La chambre d’Agriculture estime la marge économique de Jean-Christophe aux alentours de 900 €/ha en soja bio, « hors prix de main d’œuvre qui plombe les résultats » par rapport au conventionnel. Tout est relatif estime Jean-Christophe qui ne se plaint pas, bien au contraire : « c’est pour cela qu’en bio, on ne peut pas se permettre d’avoir 200 ha », visiblement heureux ainsi.



Témoignage



« Sur céréales en terrain très argileux, je préfère ne pas labourer pour éviter de faire une semelle de labour qui génèrerait des engorgements en hiver. Dans ce cas, je sème au combiné après deux déchaumages.
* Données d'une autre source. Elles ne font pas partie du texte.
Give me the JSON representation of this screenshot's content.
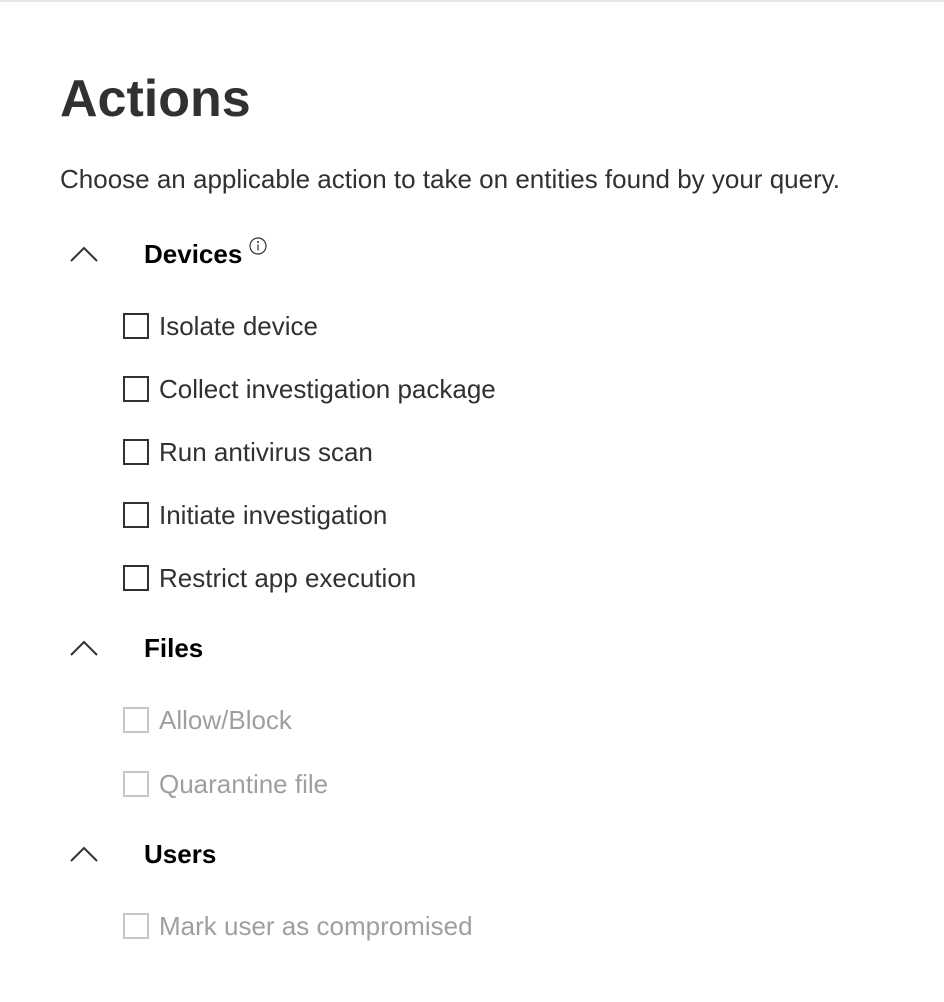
{
  "title": "Actions",
  "description": "Choose an applicable action to take on entities found by your query.",
  "groups": [
    {
      "label": "Devices",
      "has_info": true,
      "items": [
        {
          "label": "Isolate device",
          "checked": false,
          "disabled": false
        },
        {
          "label": "Collect investigation package",
          "checked": false,
          "disabled": false
        },
        {
          "label": "Run antivirus scan",
          "checked": false,
          "disabled": false
        },
        {
          "label": "Initiate investigation",
          "checked": false,
          "disabled": false
        },
        {
          "label": "Restrict app execution",
          "checked": false,
          "disabled": false
        }
      ]
    },
    {
      "label": "Files",
      "has_info": false,
      "items": [
        {
          "label": "Allow/Block",
          "checked": false,
          "disabled": true
        },
        {
          "label": "Quarantine file",
          "checked": false,
          "disabled": true
        }
      ]
    },
    {
      "label": "Users",
      "has_info": false,
      "items": [
        {
          "label": "Mark user as compromised",
          "checked": false,
          "disabled": true
        }
      ]
    }
  ],
  "icons": {
    "collapse": "chevron-up-icon",
    "info": "info-icon"
  },
  "colors": {
    "text": "#323130",
    "heading": "#000000",
    "disabled_text": "#a19f9d",
    "disabled_border": "#c8c6c4"
  }
}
Sinon, je déchaume deux fois en été, laboure puis sème dans la foulée.
Toutes mes céréales sont stockées et séchées à la ferme. Je me suis équipé d'un trieur Daguet à grille (ne trie pas très bien les graines rondes) et de sept cellules cônes (2st / cellules).
Le séchage se fait par arrivée d'air par le bas. Grâce à cela, mon soja est commercialisable. J'utilise en moyenne 300 kg de gaz pour sécher les 25 à 30 t de soja. Une fois le soja séché, il est vendu ce qui permet de le remplacer par du maïs
».





Une rotation diversifiée



Exploitation 97 ha
· 11,77 ha de blé
· 17,21 ha de féverole d’hiver
· 23,77 ha de maïs
· 11,92 ha de méteil
· 22,48 ha de prairies et parcours
· 7,13 ha de soja
· 1,21 de triticale
Atelier volailles
· 120 pondeuses
· 5000 poulets de chair
· 600 pintades
Produits et ventes
· Les céréales sont vendues à des courtiers
· 50 tonnes des autres produits sont autoconsommés
· Vente des volailles en direct via AMAP et marchés
Rendements
· Maïs : 50-55 qx
· Soja : 18-20 qx
· Blé : 25-30 qx
· Féverole : 20 qx
· Méteil : 25-30 qx
· Tout le soja est vendu à Moulin Marion.